WSO2 Stream processor comes with built-in components to configure, run and monitor the product. Here are the main components.
- WSO2 SP runtime (worker) — Executes the realtime processing logic which is implemented using Siddhi streaming SQL
- Editor — Allows users (developers) to implement their logic using Siddhi streaming SQL and debug, deploy and run their implementations similar to an IDE
- Business Rules — Allows business users to change the processing logic by simply modifying few values stored in a simple form
- Job Manager — Allows to deploy and manage siddhi applications across multiple worker nodes
- Portal — Provides ability to visualize the results generated from processing logic which was implemented
- Status Dashboard — Monitor multiple worker nodes in a cluster and showcases the information about those nodes and the siddhi applications which are deployed
In addition to the above components, the diagram includes
- Source — Devices, Apps, Services which generates events
- Sink — Results of the processing logic are passed into various sinks like APIs, dashboards, notifications
With these components, users can implement plethora of use cases around streaming analytics and/or stream processing whatever you called it. The next thing you need to understand about WSO2 SP is the “Siddhi” streaming SQL language and its high level concepts. Let’s take a look at those concepts as well.
The above figure depicts the concepts which needs to be understood by WSO2 SP users. Except the source and sink which we have looked through in the previous section, all the other concepts are new. Let’s have a look at these concepts one by one.
- Event — Actual data coming from sources which are formatted according to the schema
- Schema — Define the format of the data which is coming with events
- Stream — A running (continuous) set of incoming events are considered as a stream
- Window — Is a set of events which are selected based on number of events (length) or a time period (duration)
- Partition — Is a set of events which are selected based on a specific condition of data (e.g. events with same “name” field)
- Table — Is a static set of events which are selected based on a defined schema and can be stored in a data store
- Query — Is the processing logic which uses streams, tables, windows, partitions to derive meaningful data out of the incoming data events
- Store — Is a table stored in a persistent database for later consumption through queries for further processing or to take actions (visualizations)

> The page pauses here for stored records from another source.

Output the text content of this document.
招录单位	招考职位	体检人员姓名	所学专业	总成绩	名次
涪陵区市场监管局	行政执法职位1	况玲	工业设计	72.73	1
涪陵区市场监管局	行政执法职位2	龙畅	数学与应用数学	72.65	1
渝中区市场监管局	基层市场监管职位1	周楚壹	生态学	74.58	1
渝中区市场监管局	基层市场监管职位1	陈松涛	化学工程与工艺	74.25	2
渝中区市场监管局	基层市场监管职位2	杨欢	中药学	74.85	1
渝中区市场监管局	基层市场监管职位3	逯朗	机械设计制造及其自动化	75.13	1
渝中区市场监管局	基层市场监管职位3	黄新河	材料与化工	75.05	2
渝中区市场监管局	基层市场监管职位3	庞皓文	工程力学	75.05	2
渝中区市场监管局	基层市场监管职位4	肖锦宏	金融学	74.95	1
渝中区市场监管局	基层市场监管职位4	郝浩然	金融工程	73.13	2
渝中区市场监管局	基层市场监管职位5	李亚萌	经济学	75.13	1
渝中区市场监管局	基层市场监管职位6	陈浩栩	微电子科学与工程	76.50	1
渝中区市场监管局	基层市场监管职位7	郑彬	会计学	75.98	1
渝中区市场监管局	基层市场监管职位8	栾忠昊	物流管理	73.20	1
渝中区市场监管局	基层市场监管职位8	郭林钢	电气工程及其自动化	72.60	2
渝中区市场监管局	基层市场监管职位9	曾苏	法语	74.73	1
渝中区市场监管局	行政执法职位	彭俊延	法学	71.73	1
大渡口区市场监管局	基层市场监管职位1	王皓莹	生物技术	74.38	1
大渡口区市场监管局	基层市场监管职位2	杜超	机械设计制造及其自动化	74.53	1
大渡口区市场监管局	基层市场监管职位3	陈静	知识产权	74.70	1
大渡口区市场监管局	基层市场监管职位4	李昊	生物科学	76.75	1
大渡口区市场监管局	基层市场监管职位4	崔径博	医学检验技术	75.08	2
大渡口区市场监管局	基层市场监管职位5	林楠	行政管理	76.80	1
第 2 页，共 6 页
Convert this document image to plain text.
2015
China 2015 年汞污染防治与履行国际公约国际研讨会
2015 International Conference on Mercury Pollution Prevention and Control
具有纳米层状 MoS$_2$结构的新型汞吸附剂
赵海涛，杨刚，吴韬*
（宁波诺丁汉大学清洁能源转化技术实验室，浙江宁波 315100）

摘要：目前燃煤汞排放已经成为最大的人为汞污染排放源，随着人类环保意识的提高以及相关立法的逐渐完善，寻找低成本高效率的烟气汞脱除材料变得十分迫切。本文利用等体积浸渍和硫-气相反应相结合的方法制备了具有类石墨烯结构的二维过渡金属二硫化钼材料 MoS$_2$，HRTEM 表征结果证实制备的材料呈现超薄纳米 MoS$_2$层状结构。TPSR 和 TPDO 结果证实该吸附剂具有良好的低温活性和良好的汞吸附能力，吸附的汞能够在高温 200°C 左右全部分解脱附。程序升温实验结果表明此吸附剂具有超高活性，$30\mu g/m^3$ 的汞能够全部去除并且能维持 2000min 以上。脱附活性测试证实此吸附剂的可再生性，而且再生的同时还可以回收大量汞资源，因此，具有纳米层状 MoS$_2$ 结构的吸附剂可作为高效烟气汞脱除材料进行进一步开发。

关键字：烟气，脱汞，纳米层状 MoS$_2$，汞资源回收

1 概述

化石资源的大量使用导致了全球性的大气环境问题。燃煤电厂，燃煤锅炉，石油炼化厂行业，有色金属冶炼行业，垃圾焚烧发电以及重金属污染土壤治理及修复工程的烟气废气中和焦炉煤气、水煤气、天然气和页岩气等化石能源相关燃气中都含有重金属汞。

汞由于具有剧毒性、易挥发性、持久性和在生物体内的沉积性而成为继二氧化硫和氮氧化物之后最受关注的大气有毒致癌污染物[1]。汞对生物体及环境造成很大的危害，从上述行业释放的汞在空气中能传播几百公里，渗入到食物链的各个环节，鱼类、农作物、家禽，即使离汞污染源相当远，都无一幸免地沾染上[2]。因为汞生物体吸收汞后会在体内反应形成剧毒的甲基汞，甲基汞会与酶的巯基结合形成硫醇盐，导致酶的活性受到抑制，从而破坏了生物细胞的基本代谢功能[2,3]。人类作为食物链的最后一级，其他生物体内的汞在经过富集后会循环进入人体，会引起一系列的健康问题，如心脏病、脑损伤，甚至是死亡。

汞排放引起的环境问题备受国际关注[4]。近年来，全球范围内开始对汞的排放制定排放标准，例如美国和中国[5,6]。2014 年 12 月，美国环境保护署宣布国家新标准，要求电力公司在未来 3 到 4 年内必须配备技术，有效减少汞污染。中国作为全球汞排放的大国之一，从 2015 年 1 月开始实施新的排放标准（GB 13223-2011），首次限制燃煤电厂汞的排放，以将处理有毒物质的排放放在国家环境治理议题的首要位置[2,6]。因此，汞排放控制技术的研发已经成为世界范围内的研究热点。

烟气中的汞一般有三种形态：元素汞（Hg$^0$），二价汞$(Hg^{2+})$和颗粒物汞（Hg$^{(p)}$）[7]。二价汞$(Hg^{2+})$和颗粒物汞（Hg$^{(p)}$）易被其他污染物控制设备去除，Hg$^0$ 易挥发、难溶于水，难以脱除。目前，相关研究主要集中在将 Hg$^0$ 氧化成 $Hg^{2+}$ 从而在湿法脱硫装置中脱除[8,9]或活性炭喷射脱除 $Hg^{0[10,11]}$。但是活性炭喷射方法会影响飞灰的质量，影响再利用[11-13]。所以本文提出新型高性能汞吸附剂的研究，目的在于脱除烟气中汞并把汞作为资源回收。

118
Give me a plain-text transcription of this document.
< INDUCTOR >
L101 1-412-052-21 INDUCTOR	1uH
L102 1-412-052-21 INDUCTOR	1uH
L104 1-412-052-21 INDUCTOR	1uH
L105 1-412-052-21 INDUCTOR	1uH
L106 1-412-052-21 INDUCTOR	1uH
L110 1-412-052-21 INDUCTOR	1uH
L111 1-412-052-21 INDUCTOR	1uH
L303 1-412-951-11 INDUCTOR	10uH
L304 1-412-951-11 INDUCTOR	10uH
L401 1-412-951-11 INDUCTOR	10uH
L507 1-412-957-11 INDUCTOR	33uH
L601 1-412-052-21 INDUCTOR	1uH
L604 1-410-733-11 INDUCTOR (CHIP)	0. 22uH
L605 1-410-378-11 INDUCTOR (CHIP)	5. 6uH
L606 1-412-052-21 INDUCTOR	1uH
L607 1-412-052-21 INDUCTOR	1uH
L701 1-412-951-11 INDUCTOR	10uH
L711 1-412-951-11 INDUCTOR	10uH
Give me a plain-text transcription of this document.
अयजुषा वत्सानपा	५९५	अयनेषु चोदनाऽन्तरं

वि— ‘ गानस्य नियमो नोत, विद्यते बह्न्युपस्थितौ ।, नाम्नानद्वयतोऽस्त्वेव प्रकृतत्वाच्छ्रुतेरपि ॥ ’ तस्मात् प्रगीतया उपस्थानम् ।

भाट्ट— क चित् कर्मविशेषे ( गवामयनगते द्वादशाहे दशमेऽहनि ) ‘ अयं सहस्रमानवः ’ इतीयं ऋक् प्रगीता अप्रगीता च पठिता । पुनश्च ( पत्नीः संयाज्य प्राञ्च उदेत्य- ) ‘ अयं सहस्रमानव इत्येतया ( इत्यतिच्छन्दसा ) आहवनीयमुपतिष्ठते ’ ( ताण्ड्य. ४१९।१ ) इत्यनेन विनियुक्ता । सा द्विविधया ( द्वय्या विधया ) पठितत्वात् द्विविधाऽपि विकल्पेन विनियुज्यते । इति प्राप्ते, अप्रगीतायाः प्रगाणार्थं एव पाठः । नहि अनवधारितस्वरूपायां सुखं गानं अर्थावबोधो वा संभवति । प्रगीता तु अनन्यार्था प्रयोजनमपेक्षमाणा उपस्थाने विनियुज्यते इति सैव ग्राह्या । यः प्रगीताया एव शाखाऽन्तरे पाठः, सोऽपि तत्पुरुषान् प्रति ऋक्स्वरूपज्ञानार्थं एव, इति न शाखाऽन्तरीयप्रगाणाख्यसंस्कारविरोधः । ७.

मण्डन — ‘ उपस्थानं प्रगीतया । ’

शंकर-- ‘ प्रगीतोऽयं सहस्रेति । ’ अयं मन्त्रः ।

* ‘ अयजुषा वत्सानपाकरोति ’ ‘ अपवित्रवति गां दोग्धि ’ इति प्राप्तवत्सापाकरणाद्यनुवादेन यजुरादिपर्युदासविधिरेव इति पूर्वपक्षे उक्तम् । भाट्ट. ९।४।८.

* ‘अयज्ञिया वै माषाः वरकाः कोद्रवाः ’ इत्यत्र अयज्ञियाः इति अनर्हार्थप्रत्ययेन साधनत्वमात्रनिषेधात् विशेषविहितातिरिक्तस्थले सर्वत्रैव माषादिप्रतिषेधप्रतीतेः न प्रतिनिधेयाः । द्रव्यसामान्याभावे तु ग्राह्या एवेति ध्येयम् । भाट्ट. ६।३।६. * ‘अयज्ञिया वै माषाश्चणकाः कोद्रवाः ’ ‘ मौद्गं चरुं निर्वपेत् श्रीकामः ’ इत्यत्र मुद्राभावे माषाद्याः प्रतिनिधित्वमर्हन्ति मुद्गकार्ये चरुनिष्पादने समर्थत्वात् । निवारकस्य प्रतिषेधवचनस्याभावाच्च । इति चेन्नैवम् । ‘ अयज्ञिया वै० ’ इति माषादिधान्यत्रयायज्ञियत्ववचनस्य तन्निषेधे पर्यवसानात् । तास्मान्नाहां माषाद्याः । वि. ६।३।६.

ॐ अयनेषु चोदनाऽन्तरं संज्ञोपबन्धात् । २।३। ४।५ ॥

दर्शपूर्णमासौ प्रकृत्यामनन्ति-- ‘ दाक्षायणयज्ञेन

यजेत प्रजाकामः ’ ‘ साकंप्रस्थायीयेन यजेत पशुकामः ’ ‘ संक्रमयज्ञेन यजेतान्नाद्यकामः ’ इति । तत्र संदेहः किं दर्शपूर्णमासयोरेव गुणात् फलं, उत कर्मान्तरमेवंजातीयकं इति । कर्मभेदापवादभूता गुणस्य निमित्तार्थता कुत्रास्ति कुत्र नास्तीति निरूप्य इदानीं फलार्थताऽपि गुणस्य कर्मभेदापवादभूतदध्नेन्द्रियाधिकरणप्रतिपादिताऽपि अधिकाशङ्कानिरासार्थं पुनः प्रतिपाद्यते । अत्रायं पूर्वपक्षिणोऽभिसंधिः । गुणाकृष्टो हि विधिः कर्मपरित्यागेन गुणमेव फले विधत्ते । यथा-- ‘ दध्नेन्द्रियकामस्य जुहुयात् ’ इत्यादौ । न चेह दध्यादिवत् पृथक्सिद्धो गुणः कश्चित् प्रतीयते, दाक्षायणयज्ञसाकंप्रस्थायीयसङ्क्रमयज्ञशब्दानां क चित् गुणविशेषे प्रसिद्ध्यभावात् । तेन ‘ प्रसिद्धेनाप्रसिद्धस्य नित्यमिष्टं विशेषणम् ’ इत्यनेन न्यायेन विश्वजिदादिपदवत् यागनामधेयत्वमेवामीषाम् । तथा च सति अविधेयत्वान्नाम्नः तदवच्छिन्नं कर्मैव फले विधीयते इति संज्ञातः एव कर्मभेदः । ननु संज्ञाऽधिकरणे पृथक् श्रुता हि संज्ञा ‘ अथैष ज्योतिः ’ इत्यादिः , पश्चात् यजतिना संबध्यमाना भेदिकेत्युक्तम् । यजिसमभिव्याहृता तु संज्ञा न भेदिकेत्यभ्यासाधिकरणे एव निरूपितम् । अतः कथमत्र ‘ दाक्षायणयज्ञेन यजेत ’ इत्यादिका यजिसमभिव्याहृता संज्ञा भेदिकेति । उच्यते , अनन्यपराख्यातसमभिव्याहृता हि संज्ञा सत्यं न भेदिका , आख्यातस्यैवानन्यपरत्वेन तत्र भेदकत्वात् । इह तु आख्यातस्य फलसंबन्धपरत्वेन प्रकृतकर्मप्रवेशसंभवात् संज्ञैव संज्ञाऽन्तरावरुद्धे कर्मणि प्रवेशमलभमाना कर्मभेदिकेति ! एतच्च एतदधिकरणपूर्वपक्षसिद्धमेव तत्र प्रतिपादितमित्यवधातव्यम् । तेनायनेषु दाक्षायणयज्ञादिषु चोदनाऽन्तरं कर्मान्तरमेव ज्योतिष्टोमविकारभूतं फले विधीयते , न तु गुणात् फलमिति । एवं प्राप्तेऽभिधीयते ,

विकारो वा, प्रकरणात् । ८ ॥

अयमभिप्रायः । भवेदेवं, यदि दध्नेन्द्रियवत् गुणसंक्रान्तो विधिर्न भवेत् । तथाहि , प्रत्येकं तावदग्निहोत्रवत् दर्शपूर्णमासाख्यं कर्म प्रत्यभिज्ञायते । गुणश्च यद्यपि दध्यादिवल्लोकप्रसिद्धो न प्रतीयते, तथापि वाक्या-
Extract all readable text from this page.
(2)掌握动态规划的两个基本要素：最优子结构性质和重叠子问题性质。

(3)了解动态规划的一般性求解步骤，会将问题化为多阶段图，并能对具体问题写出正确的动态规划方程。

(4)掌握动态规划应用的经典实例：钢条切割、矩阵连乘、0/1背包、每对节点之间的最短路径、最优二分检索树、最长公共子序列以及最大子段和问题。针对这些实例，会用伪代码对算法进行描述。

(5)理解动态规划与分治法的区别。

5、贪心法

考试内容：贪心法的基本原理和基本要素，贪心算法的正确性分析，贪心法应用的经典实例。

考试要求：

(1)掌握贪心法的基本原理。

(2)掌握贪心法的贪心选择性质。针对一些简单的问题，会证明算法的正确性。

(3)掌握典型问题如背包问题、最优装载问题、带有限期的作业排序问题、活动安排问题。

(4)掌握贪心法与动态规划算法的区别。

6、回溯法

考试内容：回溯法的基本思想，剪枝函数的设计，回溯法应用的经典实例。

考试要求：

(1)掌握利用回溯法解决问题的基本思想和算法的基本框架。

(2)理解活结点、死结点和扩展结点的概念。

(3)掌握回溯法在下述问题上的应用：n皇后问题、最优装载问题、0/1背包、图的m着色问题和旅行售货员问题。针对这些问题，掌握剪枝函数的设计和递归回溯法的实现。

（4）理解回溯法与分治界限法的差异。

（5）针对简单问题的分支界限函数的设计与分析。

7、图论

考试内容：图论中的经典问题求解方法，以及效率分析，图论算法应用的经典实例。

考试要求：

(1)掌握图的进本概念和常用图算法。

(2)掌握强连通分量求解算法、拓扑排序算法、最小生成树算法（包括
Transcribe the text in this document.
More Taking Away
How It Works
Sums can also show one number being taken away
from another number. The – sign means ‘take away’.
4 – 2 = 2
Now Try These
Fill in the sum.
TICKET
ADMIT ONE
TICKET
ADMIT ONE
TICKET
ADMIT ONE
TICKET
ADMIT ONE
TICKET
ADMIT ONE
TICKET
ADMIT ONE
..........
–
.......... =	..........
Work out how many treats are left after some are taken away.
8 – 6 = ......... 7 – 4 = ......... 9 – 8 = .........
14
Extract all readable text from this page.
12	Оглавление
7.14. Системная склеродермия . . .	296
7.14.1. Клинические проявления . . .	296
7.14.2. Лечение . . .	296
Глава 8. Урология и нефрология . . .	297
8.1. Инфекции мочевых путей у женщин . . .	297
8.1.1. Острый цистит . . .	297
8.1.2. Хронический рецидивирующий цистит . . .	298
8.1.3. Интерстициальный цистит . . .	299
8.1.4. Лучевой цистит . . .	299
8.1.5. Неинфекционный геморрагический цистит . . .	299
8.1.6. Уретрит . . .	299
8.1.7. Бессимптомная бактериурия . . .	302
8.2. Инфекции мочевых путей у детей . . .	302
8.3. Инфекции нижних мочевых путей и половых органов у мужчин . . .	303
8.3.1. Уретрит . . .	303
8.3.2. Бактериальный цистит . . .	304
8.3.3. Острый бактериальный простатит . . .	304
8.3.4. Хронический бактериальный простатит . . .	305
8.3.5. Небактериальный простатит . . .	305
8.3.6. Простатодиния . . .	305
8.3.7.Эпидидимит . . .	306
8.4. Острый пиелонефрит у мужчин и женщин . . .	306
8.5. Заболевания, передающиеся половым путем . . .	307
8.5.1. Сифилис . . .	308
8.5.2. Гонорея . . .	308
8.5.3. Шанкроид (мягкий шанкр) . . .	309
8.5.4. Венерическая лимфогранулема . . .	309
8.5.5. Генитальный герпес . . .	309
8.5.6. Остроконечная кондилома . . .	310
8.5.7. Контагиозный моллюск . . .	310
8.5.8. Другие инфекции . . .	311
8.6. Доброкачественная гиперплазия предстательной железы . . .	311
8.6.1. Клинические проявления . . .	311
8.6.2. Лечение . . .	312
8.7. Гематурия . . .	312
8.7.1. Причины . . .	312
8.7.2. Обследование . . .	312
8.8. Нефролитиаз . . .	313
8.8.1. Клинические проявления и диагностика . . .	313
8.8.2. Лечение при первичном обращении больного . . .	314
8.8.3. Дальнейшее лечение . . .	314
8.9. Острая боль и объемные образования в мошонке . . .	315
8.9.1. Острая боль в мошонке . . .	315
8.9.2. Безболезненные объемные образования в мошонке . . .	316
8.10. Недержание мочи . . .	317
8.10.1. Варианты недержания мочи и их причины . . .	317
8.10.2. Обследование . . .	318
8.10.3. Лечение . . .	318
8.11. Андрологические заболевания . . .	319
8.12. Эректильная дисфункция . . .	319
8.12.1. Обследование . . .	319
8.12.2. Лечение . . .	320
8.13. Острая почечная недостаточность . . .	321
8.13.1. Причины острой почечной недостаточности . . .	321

- Aggregation — Is a function (pre-defined) applied on events and produce outputs for further processing or as final results
- Triggers — Are used to inject events according to a given schema so that processing logic executes periodically through these events
Now we have a basic understanding about WSO2 SP and its main concepts. Let’s try to do a real streaming analysis using the product. Before doing that, we need to understand the main building block of WSO2 SP runtime which is a “Siddhi Application”. It is the place where users configure WSO2 SP runtime to make it happen.
Within a Siddhi application, we have 3 main sections.
- Source definition — This is the place to define incoming event sources and their schemas. Users can configure different transport protocols, messaging formats, etc.
- Sink definition — This section defines the place to emit the results of the processing. Users can choose to store the events in tables, output to log files, etc.
- Processing Logic — This section implements the actual business logic for data processing using the Siddhi streaming SQL language
Now you have a basic understanding about WSO2 SP and it’s main concepts. The next thing you can do is to make your hands dirty by trying out few examples with it. The tutorials section of the documentation is a good point to start things off.